Our primary interest, however, lies in the difference between experts and novices in how well they can distinguish between the same or different people. Experts were more accurate than novices, which suggests that subordinate level identification expertise can generalize to coarser level categorization judgments. Fingerprint examiners have no experience with explicitly classifying impressions of different fingers from the same person. However, it is likely that as they accumulate experience with generalizing from impression to impression, these experts develop a tacit sensitivity to the family-resemblances, covariant information, visual structure, or “style” among fingerprints, not just across instances of particular fingers, but across instances of people as well. From this perspective, the effects we have observed could be explained by experts accessing information that is distributed across their repository of prior instances. Indeed, previous work has demonstrated that fingerprint comparison judgments are influenced by similar past cases (Searston et al., 2015). Our results push this idea even further, illustrating flexibility in the way that perceptual experts are able to retrieve and use their prior knowledge. This interpretation is consistent with some exemplar models of categorization, which assume that identification and categorization draw on the same underlying dimensions that are most optimal for performance of the task at hand (Nosofsky, 1986, 1987).

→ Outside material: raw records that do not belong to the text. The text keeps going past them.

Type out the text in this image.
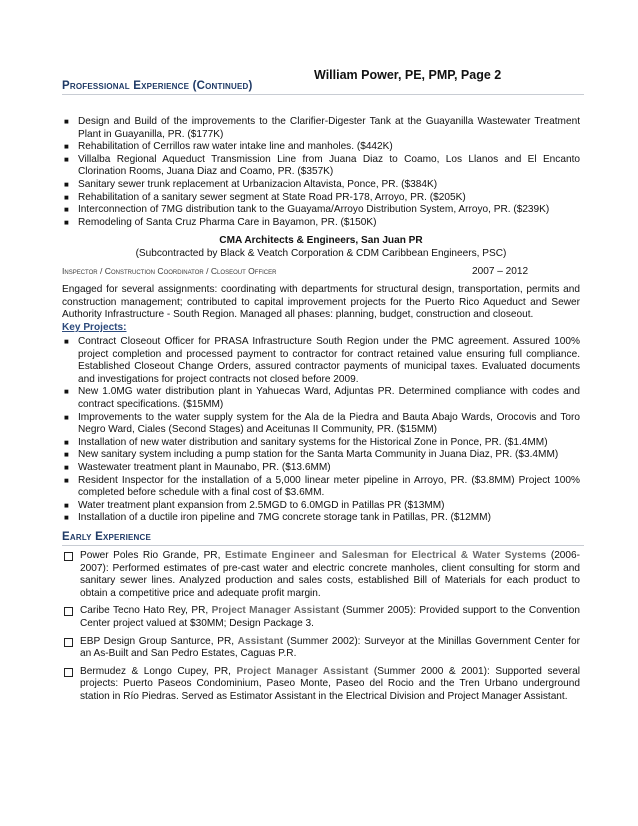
William Power, PE, PMP, Page 2
Professional Experience (Continued)
■ Design and Build of the improvements to the Clarifier-Digester Tank at the Guayanilla Wastewater Treatment Plant in Guayanilla, PR. ($177K)
■ Rehabilitation of Cerrillos raw water intake line and manholes. ($442K)
■ Villalba Regional Aqueduct Transmission Line from Juana Diaz to Coamo, Los Llanos and El Encanto Clorination Rooms, Juana Diaz and Coamo, PR. ($357K)
■ Sanitary sewer trunk replacement at Urbanizacion Altavista, Ponce, PR. ($384K)
■ Rehabilitation of a sanitary sewer segment at State Road PR-178, Arroyo, PR. ($205K)
■ Interconnection of 7MG distribution tank to the Guayama/Arroyo Distribution System, Arroyo, PR. ($239K)
■ Remodeling of Santa Cruz Pharma Care in Bayamon, PR. ($150K)
CMA Architects & Engineers, San Juan PR
(Subcontracted by Black & Veatch Corporation & CDM Caribbean Engineers, PSC)
Inspector / Construction Coordinator / Closeout Officer	2007 – 2012
Engaged for several assignments: coordinating with departments for structural design, transportation, permits and construction management; contributed to capital improvement projects for the Puerto Rico Aqueduct and Sewer Authority Infrastructure - South Region. Managed all phases: planning, budget, construction and closeout.
Key Projects:
■ Contract Closeout Officer for PRASA Infrastructure South Region under the PMC agreement. Assured 100% project completion and processed payment to contractor for contract retained value ensuring full compliance. Established Closeout Change Orders, assured contractor payments of municipal taxes. Evaluated documents and investigations for project contracts not closed before 2009.
■ New 1.0MG water distribution plant in Yahuecas Ward, Adjuntas PR. Determined compliance with codes and contract specifications. ($15MM)
■ Improvements to the water supply system for the Ala de la Piedra and Bauta Abajo Wards, Orocovis and Toro Negro Ward, Ciales (Second Stages) and Aceitunas II Community, PR. ($15MM)
■ Installation of new water distribution and sanitary systems for the Historical Zone in Ponce, PR. ($1.4MM)
■ New sanitary system including a pump station for the Santa Marta Community in Juana Diaz, PR. ($3.4MM)
■ Wastewater treatment plant in Maunabo, PR. ($13.6MM)
■ Resident Inspector for the installation of a 5,000 linear meter pipeline in Arroyo, PR. ($3.8MM) Project 100% completed before schedule with a final cost of $3.6MM.
■ Water treatment plant expansion from 2.5MGD to 6.0MGD in Patillas PR ($13MM)
■ Installation of a ductile iron pipeline and 7MG concrete storage tank in Patillas, PR. ($12MM)
Early Experience
Power Poles Rio Grande, PR, Estimate Engineer and Salesman for Electrical & Water Systems (2006-2007): Performed estimates of pre-cast water and electric concrete manholes, client consulting for storm and sanitary sewer lines. Analyzed production and sales costs, established Bill of Materials for each product to obtain a competitive price and adequate profit margin.
Caribe Tecno Hato Rey, PR, Project Manager Assistant (Summer 2005): Provided support to the Convention Center project valued at $30MM; Design Package 3.
EBP Design Group Santurce, PR, Assistant (Summer 2002): Surveyor at the Minillas Government Center for an As-Built and San Pedro Estates, Caguas P.R.
Bermudez & Longo Cupey, PR, Project Manager Assistant (Summer 2000 & 2001): Supported several projects: Puerto Paseos Condominium, Paseo Monte, Paseo del Rocio and the Tren Urbano underground station in Río Piedras. Served as Estimator Assistant in the Electrical Division and Project Manager Assistant.
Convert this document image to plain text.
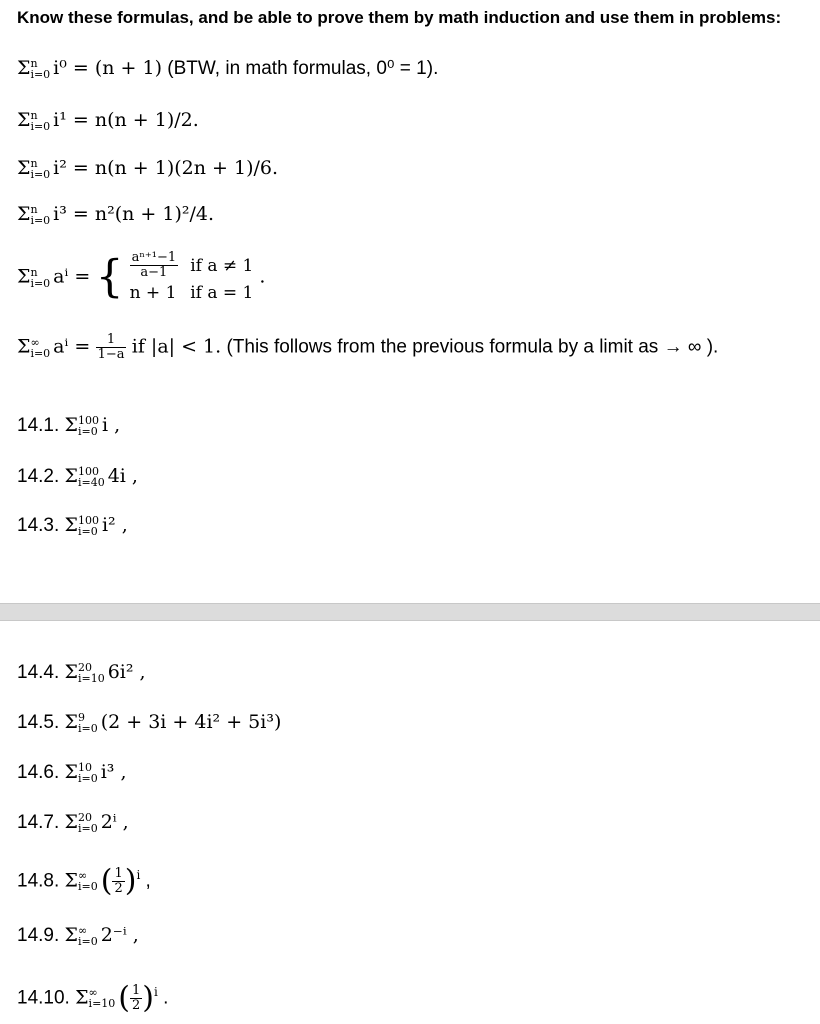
Know these formulas, and be able to prove them by math induction and use them in problems:
Σ n
i=0 i⁰ = (n + 1) (BTW, in math formulas, 0⁰ = 1).
Σ n
i=0 i¹ = n(n + 1)/2.
Σ n
i=0 i² = n(n + 1)(2n + 1)/6.
Σ n
i=0 i³ = n²(n + 1)²/4.
Σ n
i=0 aⁱ = { $\frac{\text{aⁿ⁺¹−1}}{a-1}$	if a ≠ 1
n + 1	if a = 1
.
Σ ∞
i=0 $a^i = \frac{1}{1-a}$ if |a| < 1. (This follows from the previous formula by a limit as → ∞ ).
14.1. Σ 100
i=0 i ,
14.2. Σ 100
i=40 4i ,
14.3. Σ 100
i=0 i² ,
14.4. Σ 20
i=10 6i² ,
14.5. Σ 9
i=0 (2 + 3i + 4i² + 5i³)
14.6. Σ 10
i=0 i³ ,
14.7. Σ 20
i=0 2ⁱ ,
14.8. Σ ∞
i=0 ( $\frac{1}{2} )^i$ ,
14.9. Σ ∞
i=0 2⁻ⁱ ,
14.10. Σ ∞
i=10 ( $\frac{1}{2} )^i$ .
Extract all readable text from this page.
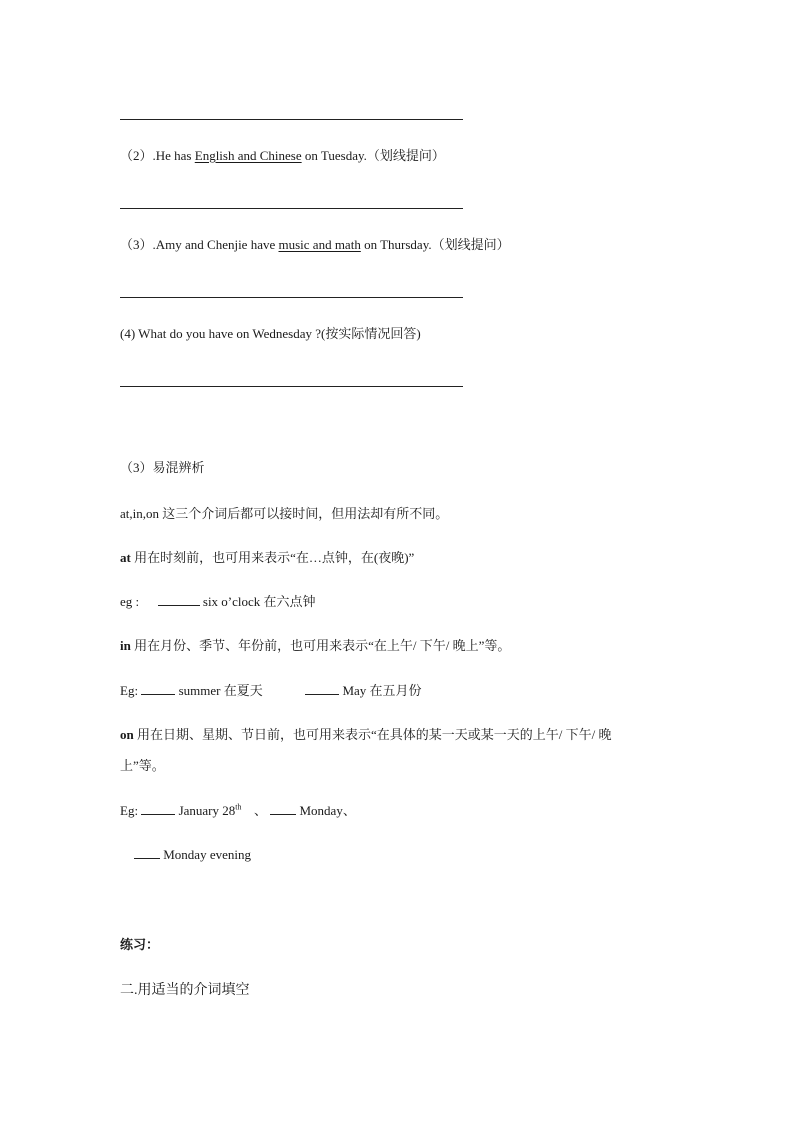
（2）.He has English and Chinese on Tuesday.（划线提问）
（3）.Amy and Chenjie have music and math on Thursday.（划线提问）
(4) What do you have on Wednesday ?(按实际情况回答)
（3）易混辨析
at,in,on 这三个介词后都可以接时间，但用法却有所不同。
at 用在时刻前，也可用来表示“在…点钟，在(夜晚)”
eg :	six o’clock 在六点钟
in 用在月份、季节、年份前，也可用来表示“在上午/ 下午/ 晚上”等。
Eg:	summer 在夏天	May 在五月份
on 用在日期、星期、节日前，也可用来表示“在具体的某一天或某一天的上午/ 下午/ 晚
上”等。
Eg:	January 28th 、	Monday、
Monday evening
练习：
二.用适当的介词填空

Perhaps our experts were simply more motivated than novices to perform well or entered the profession, because they have an “inherent visual ability” to match prints. Alternatively, prior work has demonstrated that experience with explicitly identifying and classifying visual categories typically results in improved performance with those specific categories (Tanaka et al., 2005; Wong et al., 2009), and our experiential account is consistent with this body of work. It also is unclear why experts would display reduced confidence in their judgments when discriminating people if the expertise effect we observed is purely a result of inherent ability. Similarly, novices’ rosier view of their own performance may have increased their motivation to perform relative to our experts. In academic writing, confidence in one’s ability is positively associated with measures of motivation as well as measures of performance (Pajares, 2003). From this view, if participants’ accuracy was influenced by their motivation to perform, it may have even dampened the expertise effect. Future studies that measure performance over time as learners gain experience in a particular domain will surely provide more insight into these issues of motivation and ability.

In this study, we set out to probe whether people who are already experts at making fine-grained visual discriminations, maintain an expert advantage when pushed outside of their usual level of specificity. Across two separate experiments, we have shown that they do. Our goal was not to make specific inferences about the particular information that fingerprint experts might rely on to produce the observed effects. Such information would certainly be useful in understanding the dimensions that are diagnostic of fingerprint matching, and others are making headway in this space (Busey & Parada, 2010; Busey, Yu, Wyatte, Vanderkolk, Parada & Akavipat, 2011). Our point in using “style” is to emphasize the information that remains latent in memory, so we have focussed less on fingerprint matching per se, and more on the flexibility of perceptual expertise: given extensive experience discriminating visual objects at a granular level, does this experience allow people to stretch across levels of specificity? In contrast to findings that expertise is static, inflexible, and highly task specific (see Lewandowsky & Thomas, 2009, for a review of some of these findings), our results provide an example of perceptual expertise that is more dynamic in nature, and flexible to upward shifts in the level of specificity.